Chris Osborn, 32, had a similar experience. A year ago, he entered Grace Centers’ program in his latest effort to get sober, something he’s actively tried to do since 2018.
He mostly grew up in foster homes. Even after being adopted at 12, along with his brother, it took a long time for him to feel part of a family.
“They’re good people. They always looked out for my best interests, whether I wanted them to or not,” he said.
He started using alcohol and drugs at 14. His 20s were a mix of flophouses and jail cells. He went to Florida to get clean but landed in prison, the most traumatic time of his life, returning to Michigan at 27, still addicted but desperate to sober up.
Something in his childhood left him feeling that he would never grow old.
“I thought life would be fun for a while and something would eventually kill me,” he said. “I just never viewed myself as an old person.”
The birth of his two daughters is why Osborn started trying to get clean in 2018, but it’s been a long road.
Laws and Osborn credit Grace Centers of Hope in Pontiac for their ability to celebrate Christmas this year with clear eyes and hopeful hearts.
Pastor Kent Clark Grace Centers of Hope’s CEO, said by the time most people come to the centers for help, they’ve lost most of their lives to drugs and alcohol.
“Drugs are demons and they possess people and absolutely ruin their lives,” he said.
Grace Center of Hope uses faith as part of the recovery process.
“We see the most miraculous changes happen in people’s lives,” Clark said. “They become productive citizens. They get their lives back, their families back. They get back to their children and mates.”

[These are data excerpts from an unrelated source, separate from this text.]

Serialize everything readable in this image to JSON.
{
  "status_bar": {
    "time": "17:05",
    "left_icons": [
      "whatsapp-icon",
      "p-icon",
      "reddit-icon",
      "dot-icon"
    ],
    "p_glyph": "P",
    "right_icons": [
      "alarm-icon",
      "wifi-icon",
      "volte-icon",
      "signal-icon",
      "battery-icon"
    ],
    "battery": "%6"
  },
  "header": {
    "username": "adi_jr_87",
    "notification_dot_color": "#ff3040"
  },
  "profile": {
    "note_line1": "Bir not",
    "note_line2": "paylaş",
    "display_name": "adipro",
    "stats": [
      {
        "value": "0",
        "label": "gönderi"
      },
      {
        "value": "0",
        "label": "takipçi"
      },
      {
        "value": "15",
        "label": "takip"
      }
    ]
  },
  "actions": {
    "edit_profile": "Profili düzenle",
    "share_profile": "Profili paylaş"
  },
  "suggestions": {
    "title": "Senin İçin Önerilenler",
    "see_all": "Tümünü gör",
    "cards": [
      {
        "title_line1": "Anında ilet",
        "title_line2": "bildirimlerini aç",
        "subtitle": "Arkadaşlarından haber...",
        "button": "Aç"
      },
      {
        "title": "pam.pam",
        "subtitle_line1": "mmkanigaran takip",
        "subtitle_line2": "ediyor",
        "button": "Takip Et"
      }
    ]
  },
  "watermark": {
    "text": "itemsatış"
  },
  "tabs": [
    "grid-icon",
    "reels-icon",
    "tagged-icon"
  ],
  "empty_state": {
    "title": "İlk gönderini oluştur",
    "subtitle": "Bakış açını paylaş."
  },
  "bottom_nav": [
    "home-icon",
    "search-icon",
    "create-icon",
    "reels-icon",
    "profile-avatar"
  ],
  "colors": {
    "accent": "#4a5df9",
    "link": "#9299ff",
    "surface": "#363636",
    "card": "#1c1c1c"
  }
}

Currently 100 men are living in Grace Centers of Hope men’s facility, with 56 in a year-long recovery program. The women’s shelter has 49 residents with 25 children. While the moms go to work or appointments, the children are in the center’s daycare program. Among the benefits for moms in recovery, Clark said are free diapers, wipes and formula.
Those who graduate from the program can move into a nearby house and stay for an additional two years of support, which Clark calls aftercare. He said the aftercare program has 117 adults and 28 children.
“You don’t get off drugs in three months,” he said. “It takes a while to get yourself disciplined and live in a neighborhood where you have friends close by.”
The homes Grace Center purchased around the main facility are dubbed Little Grace Village. The centers’ clients help renovate the houses. So far, 54 have been restored, with two more on the list to be fixed up.
Some of the houses are sold to clients who have achieved a life free of drugs or alcohol.
Clark said Grace Centers of Hope offers low-interest 10-year loans.
Anita Laws is focused on simpler tasks for now. She’s learning to read and hopes to get her GED. She needed help to fill out government forms.
“Now, I have an ID. I have a Social Security number,” she said. “I don’t know the number by heart, but I can pull out the card.”
In November, she cast a ballot for the first time in her life.
“I’m a part of society and on the right track of being noticed more for that instead of by the police or people at the jail,” she said, comparing the experience to being born again.
“Don’t get me wrong. I get scared and when that happens, I pray to God harder to get stronger,” she said. “I’m still learning. I’m still growing. But now I know I’m worth God’s love. Nobody can tell me different.”
This Christmas, she expects to spend time with her family and enjoy time with her 13 grandchildren.
Osborn, for the first time in years, has earned supervised parenting time with his children. He feels alert and confident about visiting his family. He feels like the person he is on the inside matches the person he is on the outside, he said. Grace Centers helped him with gifts for his girls.
“I’ve reached a place of acceptance and a place of belonging,” he said. “I feel very, very, very grateful that I found this program when I did. Life is not over ‘til you take that last breath.”
Grace Centers made a difference by introducing him to God, Osborn said.
“That has honestly made all the difference in my long-term sobriety,” he said. “It’s been a path to hope, to being a good father and a good person.”